To the extent that VIS Sales alleges that the overdraft protection of the Cash Reserve Credit
Account did not function appropriately, the claim also relates to the checking account and
Deposit Account Agreement. Mr. Georgeoff testified at the hearing held on this matter that the
Cash Reserve Credit Account was an “automatic line of credit[,]” and that the sole purpose of the
Cash Reserve Credit Account was to fund potential overdrafts on the checking account. As is
evident from Mr. Georgeoff’s testimony, and given the fact that the Deposit Account Agreement
governs the checking account, the broad language of the Deposit Account Agreement containing
the arbitration clause is susceptible to an interpretation that covers this dispute. See Academy of 10
Medicine at ¶14. We conclude that VIS Sales’ unjust enrichment claim arose from and relates to
the Deposit Account Agreement containing the arbitration provision. This claim could not be
maintained without reference to the Deposit Account Agreement. See
id.Accordingly, this
claim is subject to arbitration.
{¶23} Based on the foregoing, we sustain in part and overrule in part VIS Sales’
assignment of error.
Counterclaims
{¶24} We note that neither side argued to the trial court that KeyBank’s counterclaims
were subject to arbitration. Nonetheless, the trial court concluded they were. Assuming that the
trial court had the authority to make that determination sua sponte, we conclude it erred in so
doing.
{¶25} KeyBank’s first counterclaim seeks payment of the amount due under the line of
credit based upon the promissory note and commercial guaranty. KeyBank’s second
counterclaim seeks to recover the collateral discussed under the security agreement due to the
alleged default under the promissory note and commercial guaranty. These claims do not arise
from or relate to the Deposit Account Agreement. The line of credit is governed by several
documents: the Business Loan Agreement, a promissory note, a commercial guaranty, and a
security agreement. None of these documents contain an arbitration provision. KeyBank could
proceed on both counterclaims without reference to the Deposit Account Agreement. See
id.The parties did not agree to arbitrate KeyBank’s counterclaims.

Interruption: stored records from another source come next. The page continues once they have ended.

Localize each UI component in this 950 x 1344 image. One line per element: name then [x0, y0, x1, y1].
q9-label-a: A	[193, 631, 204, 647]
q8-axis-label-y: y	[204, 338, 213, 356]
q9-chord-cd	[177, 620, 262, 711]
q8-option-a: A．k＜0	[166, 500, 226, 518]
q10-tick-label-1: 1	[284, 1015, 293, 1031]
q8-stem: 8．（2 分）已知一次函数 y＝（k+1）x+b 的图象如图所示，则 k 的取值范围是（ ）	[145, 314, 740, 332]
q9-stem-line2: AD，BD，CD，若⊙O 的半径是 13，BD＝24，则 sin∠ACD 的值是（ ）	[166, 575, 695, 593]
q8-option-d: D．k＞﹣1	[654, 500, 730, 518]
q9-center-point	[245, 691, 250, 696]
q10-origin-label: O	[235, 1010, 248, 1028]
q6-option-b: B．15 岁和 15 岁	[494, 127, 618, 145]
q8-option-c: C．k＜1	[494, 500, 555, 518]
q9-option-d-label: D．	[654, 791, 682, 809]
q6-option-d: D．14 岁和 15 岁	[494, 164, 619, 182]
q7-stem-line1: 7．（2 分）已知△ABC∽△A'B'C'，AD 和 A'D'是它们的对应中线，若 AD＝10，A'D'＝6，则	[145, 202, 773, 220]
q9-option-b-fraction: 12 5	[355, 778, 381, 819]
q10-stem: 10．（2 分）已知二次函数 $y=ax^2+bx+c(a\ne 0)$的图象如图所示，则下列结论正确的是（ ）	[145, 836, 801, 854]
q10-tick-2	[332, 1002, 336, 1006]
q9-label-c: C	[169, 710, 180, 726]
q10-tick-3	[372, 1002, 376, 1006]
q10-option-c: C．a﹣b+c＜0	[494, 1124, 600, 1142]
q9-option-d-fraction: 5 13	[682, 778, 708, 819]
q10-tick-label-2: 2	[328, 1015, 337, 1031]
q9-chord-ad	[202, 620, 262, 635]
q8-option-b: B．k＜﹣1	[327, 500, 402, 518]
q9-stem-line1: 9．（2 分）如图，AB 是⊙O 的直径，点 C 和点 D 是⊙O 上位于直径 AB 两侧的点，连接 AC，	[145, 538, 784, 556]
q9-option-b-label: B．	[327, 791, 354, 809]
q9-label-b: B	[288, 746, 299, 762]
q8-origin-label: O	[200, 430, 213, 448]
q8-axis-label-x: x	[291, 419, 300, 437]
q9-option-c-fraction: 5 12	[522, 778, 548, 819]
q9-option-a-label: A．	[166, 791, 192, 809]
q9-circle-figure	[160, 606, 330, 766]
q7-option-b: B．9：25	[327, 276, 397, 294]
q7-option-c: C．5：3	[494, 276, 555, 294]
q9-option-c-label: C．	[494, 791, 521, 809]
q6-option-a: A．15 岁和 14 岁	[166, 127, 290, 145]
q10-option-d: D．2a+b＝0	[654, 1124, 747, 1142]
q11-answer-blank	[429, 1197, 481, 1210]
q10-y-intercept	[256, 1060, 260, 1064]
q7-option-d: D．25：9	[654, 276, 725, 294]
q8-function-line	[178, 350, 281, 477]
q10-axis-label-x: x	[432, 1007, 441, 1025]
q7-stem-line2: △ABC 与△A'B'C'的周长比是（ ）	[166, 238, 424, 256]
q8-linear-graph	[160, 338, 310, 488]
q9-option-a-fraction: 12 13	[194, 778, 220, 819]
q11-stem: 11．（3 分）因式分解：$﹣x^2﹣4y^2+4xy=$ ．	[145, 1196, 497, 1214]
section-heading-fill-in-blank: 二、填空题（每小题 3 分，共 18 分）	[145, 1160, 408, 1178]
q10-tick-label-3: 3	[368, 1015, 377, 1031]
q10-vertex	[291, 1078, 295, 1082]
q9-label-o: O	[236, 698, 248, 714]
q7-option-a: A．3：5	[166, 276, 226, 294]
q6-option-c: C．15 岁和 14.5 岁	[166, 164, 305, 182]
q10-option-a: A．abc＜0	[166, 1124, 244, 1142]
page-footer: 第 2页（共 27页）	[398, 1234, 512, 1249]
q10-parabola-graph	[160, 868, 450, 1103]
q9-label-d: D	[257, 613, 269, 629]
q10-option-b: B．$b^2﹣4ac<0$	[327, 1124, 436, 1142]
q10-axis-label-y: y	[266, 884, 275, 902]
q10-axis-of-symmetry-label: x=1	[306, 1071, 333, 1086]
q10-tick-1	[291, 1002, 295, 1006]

{¶26} Based on the foregoing, we sustain KeyBank’s cross-assignment of error. 11
III.
{¶27} In light of the foregoing, we affirm in part, and reverse in part the judgment of the
Summit County Court of Common Pleas. VIS Sales’ claim for unjust enrichment is subject to
arbitration, while the remaining claims and counterclaims are not subject to arbitration. The
proceedings are stayed pending arbitration. See R.C. 2711.02(B);
Tomovich at ¶8.
Judgment affirmed in part, reversed in part, and cause remanded.
There were reasonable grounds for this appeal.
We order that a special mandate issue out of this Court, directing the Court of Common
Pleas, County of Summit, State of Ohio, to carry this judgment into execution. A certified copy
of this journal entry shall constitute the mandate, pursuant to App.R. 27.
Immediately upon the filing hereof, this document shall constitute the journal entry of
judgment, and it shall be file stamped by the Clerk of the Court of Appeals at which time the
period for review shall begin to run. App.R. 22(E). The Clerk of the Court of Appeals is
instructed to mail a notice of entry of this judgment to the parties and to make a notation of the
mailing in the docket, pursuant to App.R. 30.
Costs taxed to all parties equally.
EVE V. BELFANCE FOR THE COURT
CARR, J. MOORE, J. CONCUR 12
APPEARANCES:
ERICA L. EVERSMAN, Attorney at Law, for Appellants/Cross-Appellees.
JOEL K. DAYTON, RANDOLPH L. SNOW, and GORDON D. WOOLBERT, II, Attorneys at Law, for Appellee/Cross-Appellant.